El Maderal, El Salvador
El Maderal is a tiny village that you are not likely to find on Google maps or any other maps for that matter. Tucked away in the hills of El Salvador not far from the Pacific Ocean, El Maderal is home to twenty-one families. Their humble little homes flank a short stretch of road that leads to the regional garbage dump.
Dozens of times a day, big trucks overflowing with garbage rumble their way to the dump past the people of El Maderal. They have grown accustomed to the traffic in their remote little slice of El Salvadoran geography. What they are not happy about is how the garage dump has impacted their lives.
Located at a slightly higher elevation than the village, all of the stuff that ends up in the dump has contaminated every steam that runs down and through the village. The water is unfit for drinking and even bad for doing the laundry. Although they have complained to anyone in authority who cares to listen, the problem remains unresolved.
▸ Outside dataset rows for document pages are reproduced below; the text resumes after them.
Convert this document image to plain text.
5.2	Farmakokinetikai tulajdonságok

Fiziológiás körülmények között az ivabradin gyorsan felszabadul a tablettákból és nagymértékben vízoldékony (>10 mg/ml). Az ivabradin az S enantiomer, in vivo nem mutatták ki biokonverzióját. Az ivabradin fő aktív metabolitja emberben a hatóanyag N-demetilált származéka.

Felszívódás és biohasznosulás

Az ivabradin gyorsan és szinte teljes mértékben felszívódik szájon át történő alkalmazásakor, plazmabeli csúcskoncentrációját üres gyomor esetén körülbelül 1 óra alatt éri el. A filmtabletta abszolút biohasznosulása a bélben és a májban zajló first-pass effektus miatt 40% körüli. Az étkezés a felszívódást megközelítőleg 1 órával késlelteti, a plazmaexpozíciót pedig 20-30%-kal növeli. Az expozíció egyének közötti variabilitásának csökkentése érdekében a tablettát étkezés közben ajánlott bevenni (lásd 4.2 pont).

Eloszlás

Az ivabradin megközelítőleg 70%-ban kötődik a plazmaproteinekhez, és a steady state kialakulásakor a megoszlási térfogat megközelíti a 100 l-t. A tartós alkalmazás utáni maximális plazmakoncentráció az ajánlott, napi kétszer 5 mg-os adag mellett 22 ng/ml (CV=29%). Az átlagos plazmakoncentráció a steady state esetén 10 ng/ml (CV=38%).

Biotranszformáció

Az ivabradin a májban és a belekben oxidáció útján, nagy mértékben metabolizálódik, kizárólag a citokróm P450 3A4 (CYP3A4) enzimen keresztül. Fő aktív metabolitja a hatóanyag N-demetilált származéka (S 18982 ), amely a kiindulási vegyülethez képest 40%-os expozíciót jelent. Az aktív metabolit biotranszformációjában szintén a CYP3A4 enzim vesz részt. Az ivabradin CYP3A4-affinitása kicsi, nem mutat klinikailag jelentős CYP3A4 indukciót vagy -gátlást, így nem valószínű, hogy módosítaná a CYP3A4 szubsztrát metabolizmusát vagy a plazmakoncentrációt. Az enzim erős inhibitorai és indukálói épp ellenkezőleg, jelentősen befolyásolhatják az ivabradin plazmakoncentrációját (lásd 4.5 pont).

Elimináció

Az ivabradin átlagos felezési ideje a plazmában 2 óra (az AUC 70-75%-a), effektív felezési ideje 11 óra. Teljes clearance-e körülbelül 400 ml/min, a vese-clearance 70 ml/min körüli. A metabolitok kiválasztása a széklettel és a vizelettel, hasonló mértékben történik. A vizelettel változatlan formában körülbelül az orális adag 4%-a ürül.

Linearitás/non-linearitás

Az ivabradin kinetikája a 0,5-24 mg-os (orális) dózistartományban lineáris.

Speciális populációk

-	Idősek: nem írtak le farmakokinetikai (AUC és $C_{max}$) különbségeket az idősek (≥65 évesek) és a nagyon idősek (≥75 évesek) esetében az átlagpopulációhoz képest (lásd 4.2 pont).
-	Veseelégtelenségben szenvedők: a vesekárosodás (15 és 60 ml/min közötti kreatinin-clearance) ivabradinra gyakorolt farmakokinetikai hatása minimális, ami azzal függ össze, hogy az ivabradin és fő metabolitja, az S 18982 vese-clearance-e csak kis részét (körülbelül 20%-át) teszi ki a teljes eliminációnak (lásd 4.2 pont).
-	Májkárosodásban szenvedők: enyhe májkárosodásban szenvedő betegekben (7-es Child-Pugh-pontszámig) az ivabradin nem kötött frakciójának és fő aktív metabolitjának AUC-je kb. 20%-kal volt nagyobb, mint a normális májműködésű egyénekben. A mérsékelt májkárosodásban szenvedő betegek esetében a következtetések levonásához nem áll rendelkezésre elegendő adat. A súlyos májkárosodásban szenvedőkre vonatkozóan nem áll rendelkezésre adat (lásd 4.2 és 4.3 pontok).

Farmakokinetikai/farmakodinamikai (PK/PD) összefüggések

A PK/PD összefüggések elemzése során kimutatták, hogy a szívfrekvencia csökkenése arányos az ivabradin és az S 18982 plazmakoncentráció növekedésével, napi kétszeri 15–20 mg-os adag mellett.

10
When we arrived in El Maderal on Monday morning, we were warmly greeted by kids and adults holding handmade Welcome posters and colorful bouquets of balloons. A woman spoke for the village and told us that we were an answer to their prayers. “We dream of water,” she said, “clean water.” They saw our team as the answer to their prayers and the fulfillment of their dream.
We came to El Salvador to drill one more water well in cooperation with our friends at Living Water International. And, we had the good fortune to be the team to drill the water well that the people of El Maderal have been dreaming of. A blessing for us — and an unimaginably huge blessing for the people of El Maderal!
Today we completed our second day of drilling. It was a tough day. We drilled through rock all day and made progress only to eighty feet. We need to reach one-hundred feet to ensure that the people here will have a clean and reliable source of water. This matters to every person in this village. And it matters to us.
Because this is so important, we don’t mind getting covered in mud and doing whatever it takes to make sure that when we leave the people here have a water well. So, a part of our team is drilling, another group is teaching hygiene lessons, and another group is repairing wells in the area.
We know that without clean water kids will continue to get sick, women will continue to spend a large part of their day fetching water from unsanitary sources, and life in general will continue to be tough. We want to change that for the people of El Maderal. We want to turn what has become a nightmare into a beautiful dream fulfilled.